Namun, bagi mereka yang menancapkan bendera penolakan, berapa pun nilai investasi yang siap digelontorkan, hanya akan melahirkan kesengsaraan, karena hilangnya lahan pertanian yang selama ini menjadi tumpuan hidup masyarakat setempat.

Masalah pro dan kontra satu pembangunan di tengah bergulirnya iklim kebebasan di republik ini adalah hal biasa. Dan, hal itu selalu diagung-agungkan sebagai bagian dari terbentuknya nilai demokrasi.

Namun melihat fakta yang terungkap di lapangan, sangat wajar jika penolakan pembangunan pabrik semen itu bertahan hingga sekarang ini.
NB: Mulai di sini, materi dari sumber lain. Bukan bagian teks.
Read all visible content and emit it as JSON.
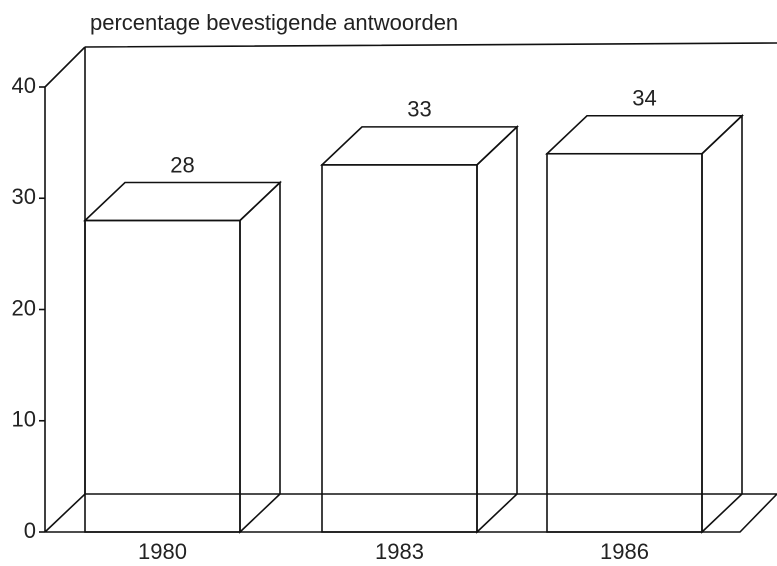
{
  "chart_data": {
    "type": "bar3d",
    "ylabel": "percentage bevestigende antwoorden",
    "categories": [
      "1980",
      "1983",
      "1986"
    ],
    "values": [
      28,
      33,
      34
    ],
    "ylim": [
      0,
      40
    ],
    "yticks": [
      0,
      10,
      20,
      30,
      40
    ]
  }
}
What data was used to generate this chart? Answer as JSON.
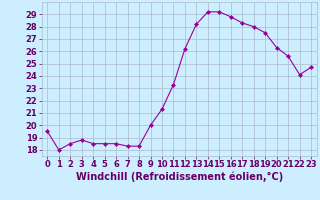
{
  "x": [
    0,
    1,
    2,
    3,
    4,
    5,
    6,
    7,
    8,
    9,
    10,
    11,
    12,
    13,
    14,
    15,
    16,
    17,
    18,
    19,
    20,
    21,
    22,
    23
  ],
  "y": [
    19.5,
    18.0,
    18.5,
    18.8,
    18.5,
    18.5,
    18.5,
    18.3,
    18.3,
    20.0,
    21.3,
    23.3,
    26.2,
    28.2,
    29.2,
    29.2,
    28.8,
    28.3,
    28.0,
    27.5,
    26.3,
    25.6,
    24.1,
    24.7
  ],
  "line_color": "#990099",
  "marker": "D",
  "marker_size": 2,
  "bg_color": "#cceeff",
  "grid_color": "#aabbcc",
  "xlabel": "Windchill (Refroidissement éolien,°C)",
  "xlabel_fontsize": 7,
  "xlabel_color": "#660066",
  "tick_color": "#660066",
  "tick_fontsize": 6,
  "ylim": [
    17.5,
    30.0
  ],
  "xlim": [
    -0.5,
    23.5
  ],
  "yticks": [
    18,
    19,
    20,
    21,
    22,
    23,
    24,
    25,
    26,
    27,
    28,
    29
  ],
  "xticks": [
    0,
    1,
    2,
    3,
    4,
    5,
    6,
    7,
    8,
    9,
    10,
    11,
    12,
    13,
    14,
    15,
    16,
    17,
    18,
    19,
    20,
    21,
    22,
    23
  ]
}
Menilik data Badan Pusat Statistik (BPS) Kabupaten Pati tahun 2007, Kecamatan Sukolilo merupakan daerah yang memiliki areal pertanian terluas di Bumi Mina Tani itu.

Tingkat produksi padi di daerah tersebut mencapai 77.477 ton berupa gabah kering giling (GKG) dengan luas panen 13.336 Ha dari 14.497 Ha luas lahan areal persawahan di wilayah itu.
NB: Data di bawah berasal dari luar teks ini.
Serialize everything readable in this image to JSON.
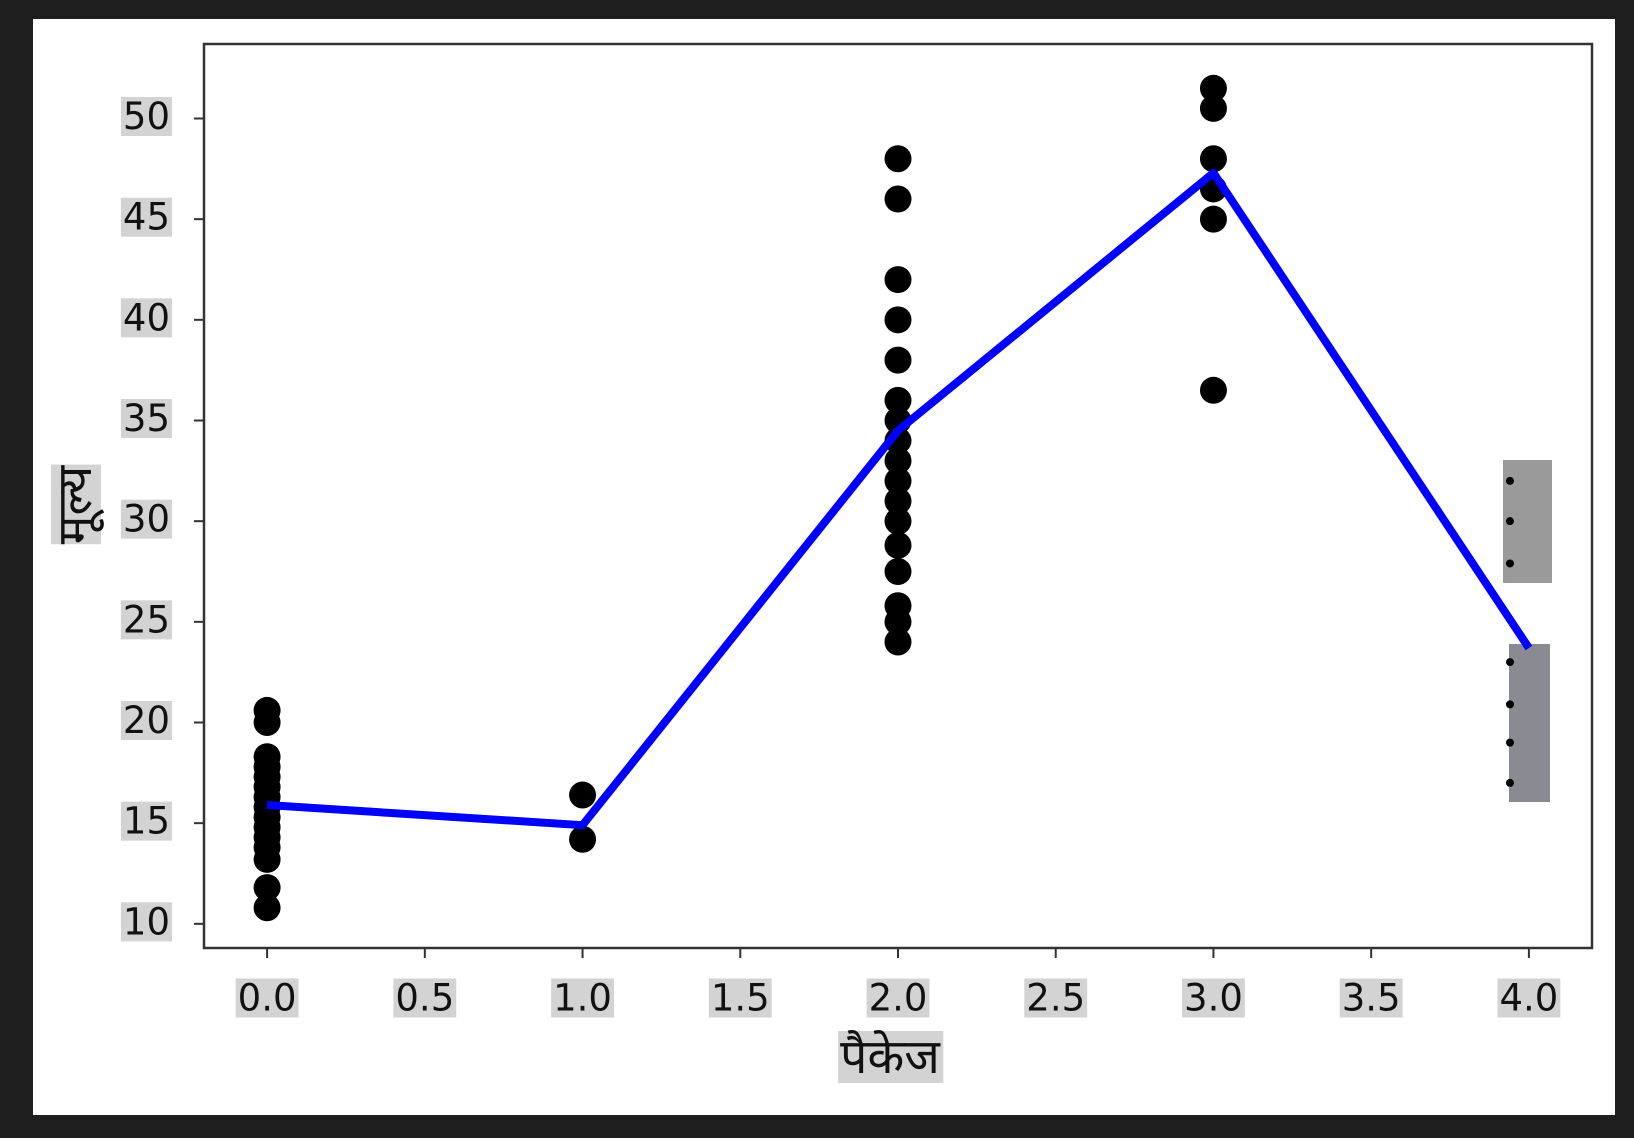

Sedangkan untuk produksi jagung, produksinya tercatat berjumlah 41.554 ton produksi pipilan kering (PPK), dengan luas panen 6.503 Ha dari total luas tanam 7.662 Ha.

Dua komoditi itu selam ini tingkat produksi terbesarnya disumbangkan dari Sukolilo dan satu lagi Kecamatan Kayen, yang juga masuk dalam peta terdampak pembangunan pabrik.
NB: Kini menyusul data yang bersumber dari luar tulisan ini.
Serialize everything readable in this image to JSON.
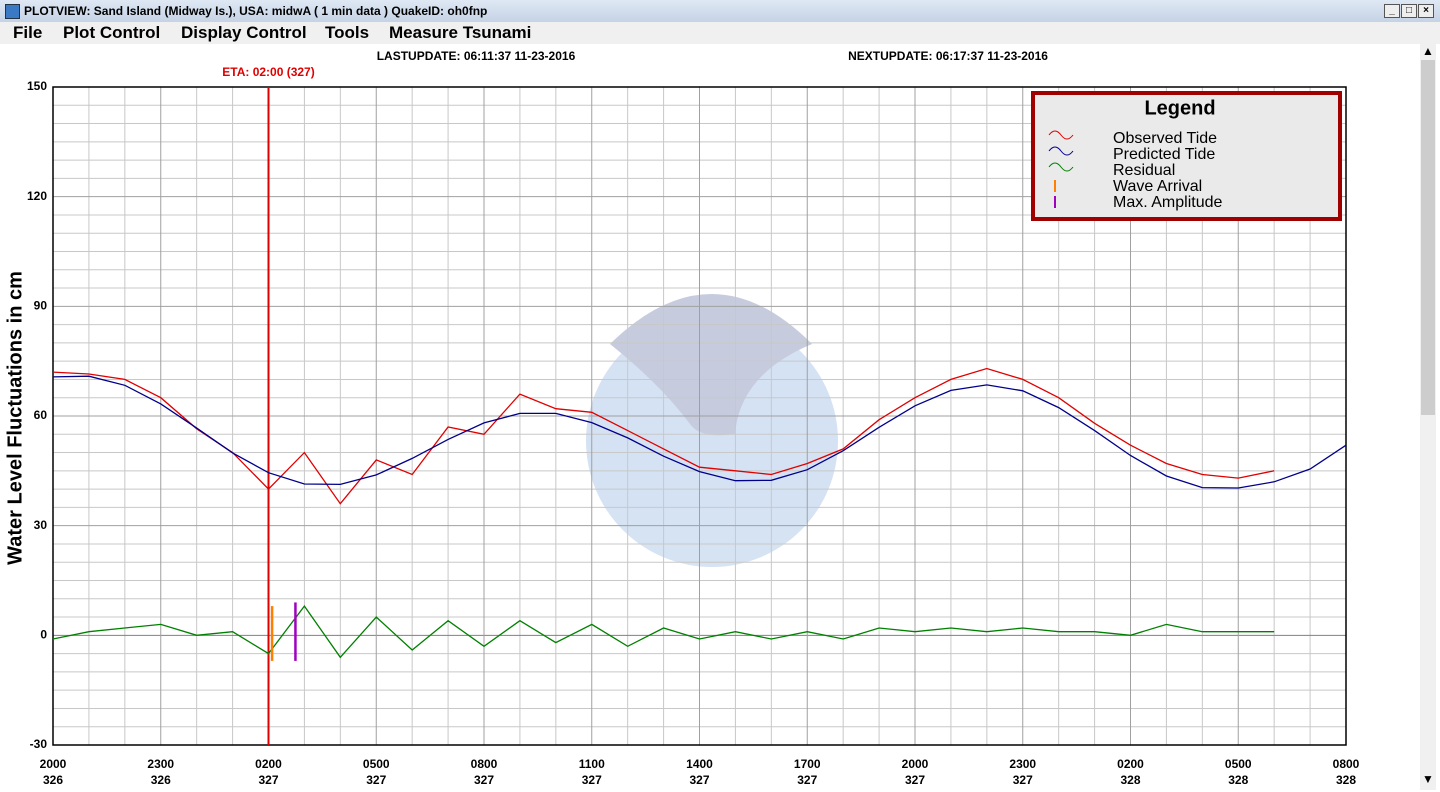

Melihat data tersebut, mustahil jika Kecamatan Sukolilo ditetapkan sebagai daerah tandus dan kering oleh Pemkab setempat.

Asisten II Bidang Keuangan dan Pembangunan Pemkab Pati Desmon Hastiono saat dikonfirmasi mengenai hal ini mengatakan, Kecamatan Sukolilo yang masuk dalam wilayah Pati selatan merupakan daerah kering yang lebih pas dikembangkan sebagai areal pertambangan.

Selain itu, dia menuturkan sesuai dengan Rencana Tata Ruang dan Wilayah (RTRW) Kabupaten Pati, Sukolilo ditetapkan sebagai daerah pertambangan. Meski, rancangan peraturan daerah (Raperda) tentang RTRW itu belum disahkan.

Jauh di Kota Semarang, sempat tersiar kabar jika analisis mengenai dampak lingkungan (Amdal) yang dilakukan oleh Universitas Diponegoro (Undip) Semarang, hanya mengacu pada data-data sekunder tanpa melihat fakta serta keasrian di lapangan.

Selain itu, Amdal yang disusun Undip tersebut telah berjalan selama satu tahun terakhir. Ini sangat bertolak belakang dengan pengumuman sosialisasi Amdal yang dipasang dan dibaca oleh ribuan warga di Sukolilo, sejak 8 Oktober 2008.

Sosialisasi Amdal itu menyebutkan, masyarakat yang keberatan dan akan memberikan tanggapan terkait pembangunan pabrik semen itu, boleh memberikan masukan paling lambat 30 hari sejak pengumaman itu dipasang atau terakhir diterima pada 8 November 2008.

Dengan kata lain, kalau proses amdalnya sudah berjalan selama satu tahun, berguna buat apakah sosialisasi yang kelewat telat tersebut dipajang mesra di kantor kecamatan.

Toh, seharusnya masyarakat jangan diajari untuk mengungkapkan satu kebohongan publik. dan, pola ini sepertinya yang ingin dimainkan oleh pengambil kebijakan.


Sedhulur Sikep

Salah satu yang menjadi korban dari rencana pembangunan pabrik semen ini adalah masyarakat adat setempat yang lebih dikenal dengan komunitas sedhulur sikep atau masyarakat Samin.

Seorang warga sedhulur sikep mengaku, jauh sebelum isu pembangunan pabrik semen ini berhembus, warga di sekitar wilayah itu hidupnya tenteram.

"Setelah isu pabrik semen ini, warga hidupnya tidak tenang lagi," ungkapnya.

Dari hasil penelusuran, komunitas itu pun saat ini sudah terbelah. Antara yang mendukung dengan yang menolak rencana pendirian pabrik.

Terpecahnya komunitas sedhulur sikep ini, mungkin tidak pernah terbayangkan dalam kurun waktu lima tahun sebelumnya.

Kini, dalam satu kawasan Desa Batureja dengan jarak rumah antara satu pemangku adat dengan pemangku adat lainnya hanya terpisahkan kurang dari 500 meter, aroma perpecahan itu sudah tercium.

Dan inilah, salah satu kehilangan terbesar dari sebuah budaya kapitalisme. Runtuhnya nilai sosial dan hubungan dalam masyarakat.

Kini, semuanya tinggal menunggu waktu.